The Daily Gamecock

Wilsonian Columbia revisited

Columbia, South Carolina is affectionately known as the City of Dreams.
Where the term comes from remains a mystery, but it is certainly applicable to the 28th President of the United States, Woodrow Wilson, who spent many crucial years of his adolescence in our state’s capital.

Wilson is the focus of Pulitzer Prize-winning biographer A. Scott Berg’s latest work. Berg came to Columbia last weekend to discuss his book at the family home of the former President. Berg’s biographical works apply contemporary points of view toward many of the leading figures of the 20th century.

“I tried to humanize Woodrow Wilson,” Berg said. “I tried to personalize him to show as many of the emotional aspects of his life as I could. At the same time, I want the reader to see what was different then from today.”

WILSON IN COLUMBIA

Crucial to Wilson’s development was his life in Columbia, though he didn’t always appear an explicit Southerner in his political life. Berg said that although he did not have an accent, the South remained an important part of Wilson.
It was in the South that Wilson started to read a lot, found a religion and became interested in politics.

“Columbia during Reconstruction — the government was just sort of upside-down and that intrigued him. It was a real mess,” Berg said. “He wanted to get into the system and make it better.”
But the passion and intellectual success wasn’t as predestined for Wilson as it may seem today; he wasn’t always the best in his class, Berg said.

“He was a kid, but by the time he got to Columbia he was a serious teenager,” Berg said.

And as important as Columbia was to Wilson, the city made a favorable impression on his reputable biographer, as well. Berg used the city less for scholarly research on the man, but more as a lens through which to understand the young Wilson’s development.

“You get a feel of what a young man’s life was when you walk where he walked, when you feel the weather he felt,” Berg said. “All the people here are so extremely helpful. It’s really a wonderful place, there is so much history here in Columbia.”

BERG’S WORK

Though his books focus on larger-than-life public figures, Berg concentrates on the legacy of these people as human beings, rather than burying them under abundances of dry research.

“The hardest thing is to find documents that can support it — I had nobody to interview,” Berg said. “I had to go through personal papers.
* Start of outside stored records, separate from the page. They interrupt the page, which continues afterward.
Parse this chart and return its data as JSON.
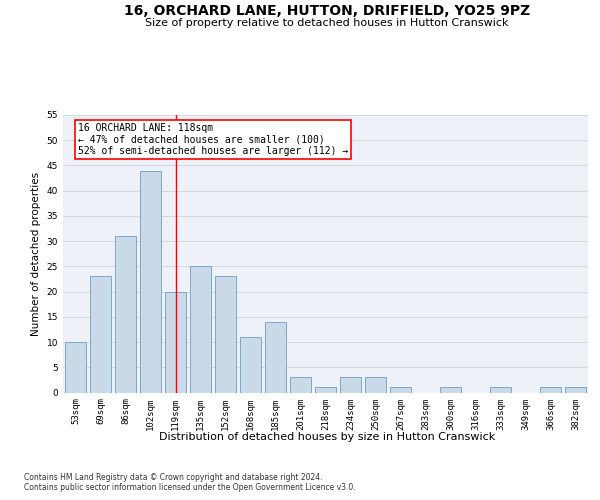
{
  "title": "16, ORCHARD LANE, HUTTON, DRIFFIELD, YO25 9PZ",
  "subtitle": "Size of property relative to detached houses in Hutton Cranswick",
  "xlabel": "Distribution of detached houses by size in Hutton Cranswick",
  "ylabel": "Number of detached properties",
  "footer1": "Contains HM Land Registry data © Crown copyright and database right 2024.",
  "footer2": "Contains public sector information licensed under the Open Government Licence v3.0.",
  "categories": [
    "53sqm",
    "69sqm",
    "86sqm",
    "102sqm",
    "119sqm",
    "135sqm",
    "152sqm",
    "168sqm",
    "185sqm",
    "201sqm",
    "218sqm",
    "234sqm",
    "250sqm",
    "267sqm",
    "283sqm",
    "300sqm",
    "316sqm",
    "333sqm",
    "349sqm",
    "366sqm",
    "382sqm"
  ],
  "values": [
    10,
    23,
    31,
    44,
    20,
    25,
    23,
    11,
    14,
    3,
    1,
    3,
    3,
    1,
    0,
    1,
    0,
    1,
    0,
    1,
    1
  ],
  "bar_color": "#c9d9e8",
  "bar_edge_color": "#7aa8c9",
  "grid_color": "#d0d8e8",
  "background_color": "#eef2f8",
  "ylim": [
    0,
    55
  ],
  "yticks": [
    0,
    5,
    10,
    15,
    20,
    25,
    30,
    35,
    40,
    45,
    50,
    55
  ],
  "property_label": "16 ORCHARD LANE: 118sqm",
  "annotation_line1": "← 47% of detached houses are smaller (100)",
  "annotation_line2": "52% of semi-detached houses are larger (112) →",
  "vline_bar_index": 4,
  "title_fontsize": 10,
  "subtitle_fontsize": 8,
  "tick_fontsize": 6.5,
  "ylabel_fontsize": 7.5,
  "xlabel_fontsize": 8,
  "annotation_fontsize": 7,
  "footer_fontsize": 5.5
}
Everywhere, I could I looked for the story behind the story, what was going on emotionally while this was happening historically.”

And Wilson has a lot in common with several of Berg’s former subjects, including Charles Lindbergh, the subject of his work that won Berg the Pulitzer Prize for in 1999.

“All my subjects have been 20th century Americans. Then, the question is ‘Through whose life can I tell a larger story about American culture, or some larger aspect of American culture?’ Then I would say, people who have changed the culture a great deal, they all kind of took a real leap,” Berg said.

Max Perkins, Berg’s first subject, was a newspaper editor. Lindbergh was an aviator. Wilson was a college professor. And, according to Berg, they all had a vision.

BERG’S WORDS

His time in Columbia will certainly add to Berg’s wealth of stories to tell.
As an experienced biographer, Berg believes the art of storytelling is even more invaluable to the laborious process of researching these historical giants.

“You have to have two brains about it,” Berg said. “One side is collecting and collecting, the other is pouring it out. I don’t know if you remember the old Rumpelstiltskin spinning straw into gold. All the facts, they’re really just straw, it’s just a fact. Until you can spin it into something golden, it’s meaningless for a reader, why should the reader care?”

In 2014, with newspapers buzzing with 100-year anniversary editions dedicated to the outbreak of World War I, Wilson is as discussed a man as any. Berg does not think that will let up, for this President’s legacy is paramount in understanding our world today.

“For the next eight years, every day is going to be the anniversary of something important in Woodrow Wilson’s presidency,” Berg said. “So much of the world today goes back to what Wilson did 100 years ago. Our entire foreign policy to this day is based on his speech on April 2, 1917 when he said the world must be made safe for democracy. Wow, you can’t say that about another President.”